About me: I was the VP of Operations for a search engine, so I’m comfortable with infrastructure, large-scale systems, and
debugging. I’m an advanced user. And this problem still cost me 15–20 grueling hours to diagnose and fix.
What happened
I have two Python projects that do audio/video transcription using Whisper. Each project created a virtual environment using venv
and pip install. The resulting venv folders contained:
- Project 1: 15,627 files, 2.4 GB (the project’s actual code was ~90 files)
- Project 2: 24,064 files, 898 MB (the project’s actual code was ~48 files)
That’s roughly 40,000 files of dependencies for what amounts to a few Python scripts. Over 99.5% of the files in each project
folder were pip-installed packages.
These project folders lived inside Google Drive.

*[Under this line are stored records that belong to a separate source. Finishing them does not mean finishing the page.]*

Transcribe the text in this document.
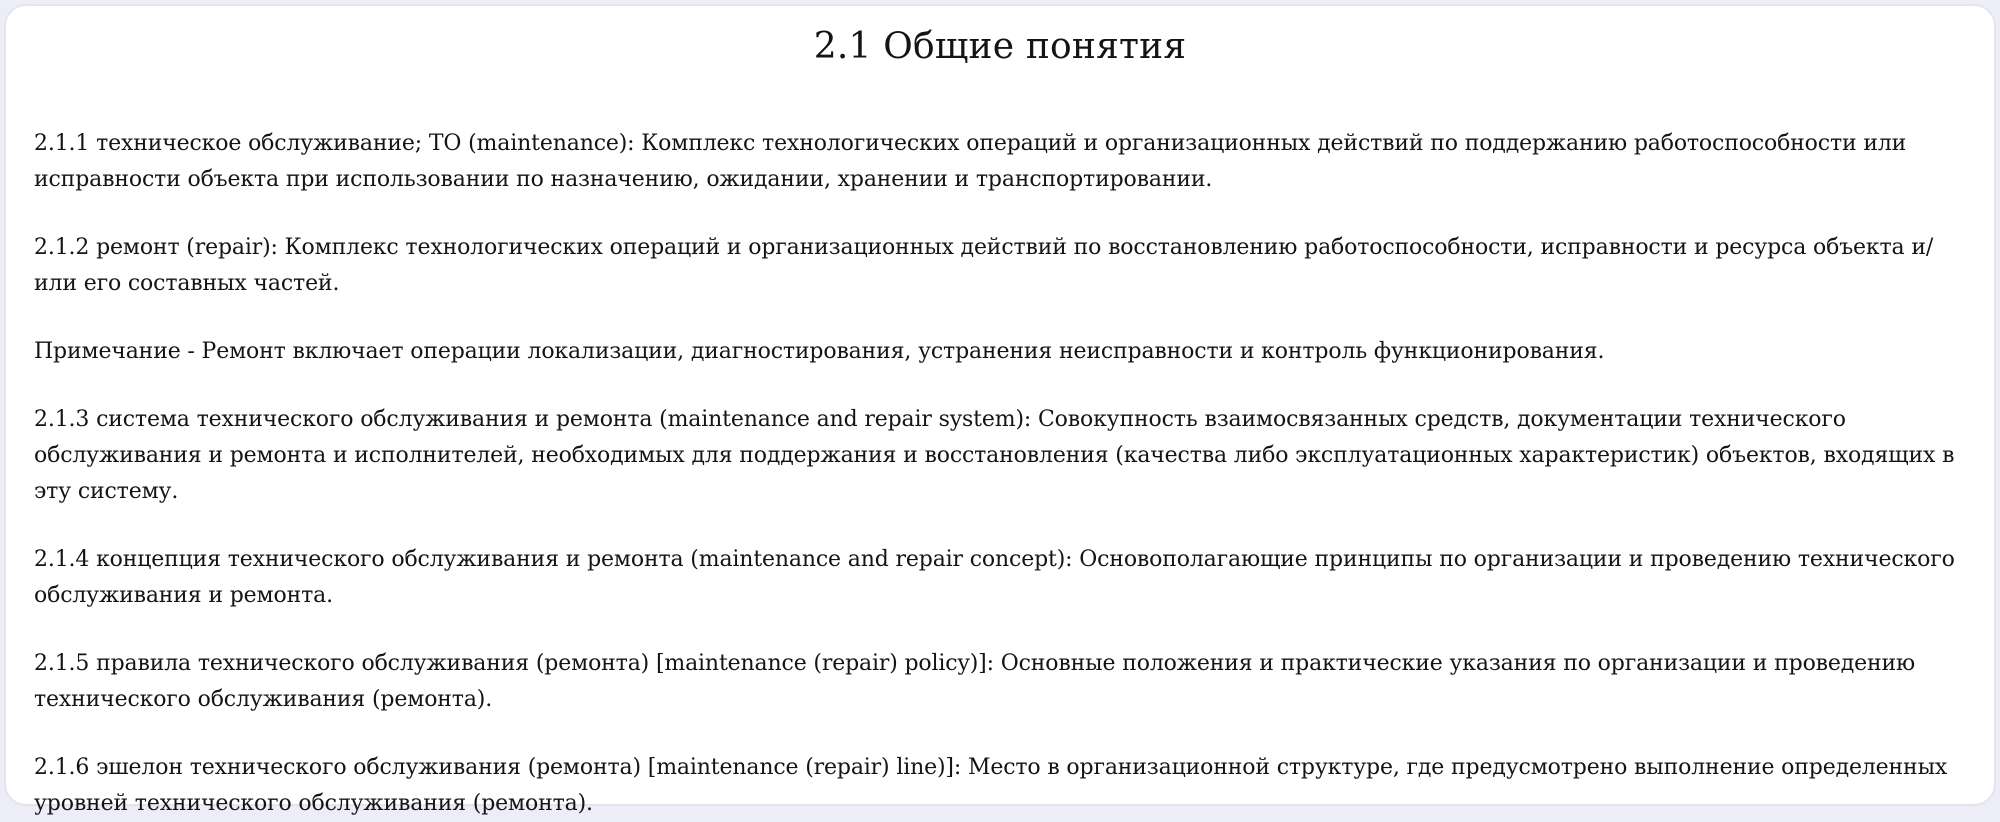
2.1 Общие понятия

2.1.1 техническое обслуживание; ТО (maintenance): Комплекс технологических операций и организационных действий по поддержанию работоспособности или исправности объекта при использовании по назначению, ожидании, хранении и транспортировании.

2.1.2 ремонт (repair): Комплекс технологических операций и организационных действий по восстановлению работоспособности, исправности и ресурса объекта и/или его составных частей.

Примечание - Ремонт включает операции локализации, диагностирования, устранения неисправности и контроль функционирования.

2.1.3 система технического обслуживания и ремонта (maintenance and repair system): Совокупность взаимосвязанных средств, документации технического обслуживания и ремонта и исполнителей, необходимых для поддержания и восстановления (качества либо эксплуатационных характеристик) объектов, входящих в эту систему.

2.1.4 концепция технического обслуживания и ремонта (maintenance and repair concept): Основополагающие принципы по организации и проведению технического обслуживания и ремонта.

2.1.5 правила технического обслуживания (ремонта) [maintenance (repair) policy)]: Основные положения и практические указания по организации и проведению технического обслуживания (ремонта).

2.1.6 эшелон технического обслуживания (ремонта) [maintenance (repair) line)]: Место в организационной структуре, где предусмотрено выполнение определенных уровней технического обслуживания (ремонта).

Google Drive tried to sync all 40,000 files. It broke. Completely. Google Drive
synchronization failed, and it took me 15–20 hours across two days to figure out what was wrong and fix it.
Why this matters beyond my situation
Most normal users don’t know that pip install can silently deposit 25,000 files into a folder. They don’t know to put their venvs
outside of synced directories. They don’t know that a single pip install whisper can trigger a cascade of PyTorch, CUDA, numpy,
onnxruntime, and dozens of other packages that each bring thousands of files.
This will hit anyone who:
- Keeps their projects in Google Drive, OneDrive, Dropbox, or iCloud
- Uses backup software that scans file trees
- Works on a machine with antivirus that scans new files
- Has any tooling that watches file counts or directory sizes
And the trend is going in the wrong direction — ML/AI packages are getting bigger, not smaller. A PyTorch install alone brings
thousands of files.
What I’d love to see discussed
I don’t pretend to have the right solution, but here are some ideas worth considering:
- A warning during pip install when the total file count is going to exceed some threshold (e.g., 5,000 files). Something like:
“This installation will create approximately 24,000 files. Consider placing your virtual environment outside of cloud-synced
folders.” - Documentation that prominently warns against creating venvs inside synced folders. The current docs at packaging.python.org
mention venvs but don’t warn about this. A “Common Pitfalls” section could save thousands of hours of user frustration. - Longer term: Exploring whether package installations could reduce file counts — consolidated archives, lazy extraction, or
shared package caches that don’t duplicate files per venv.
My fix
I moved the venvs to a local-only folder (C:\A_Python_libraries_50000_files_venvs_DO_NOT_SYNC) and updated my launch scripts to
point there. Problem solved for me — but I’m technical enough to do that. Most users aren’t.
Thank you for reading. I hope this is useful.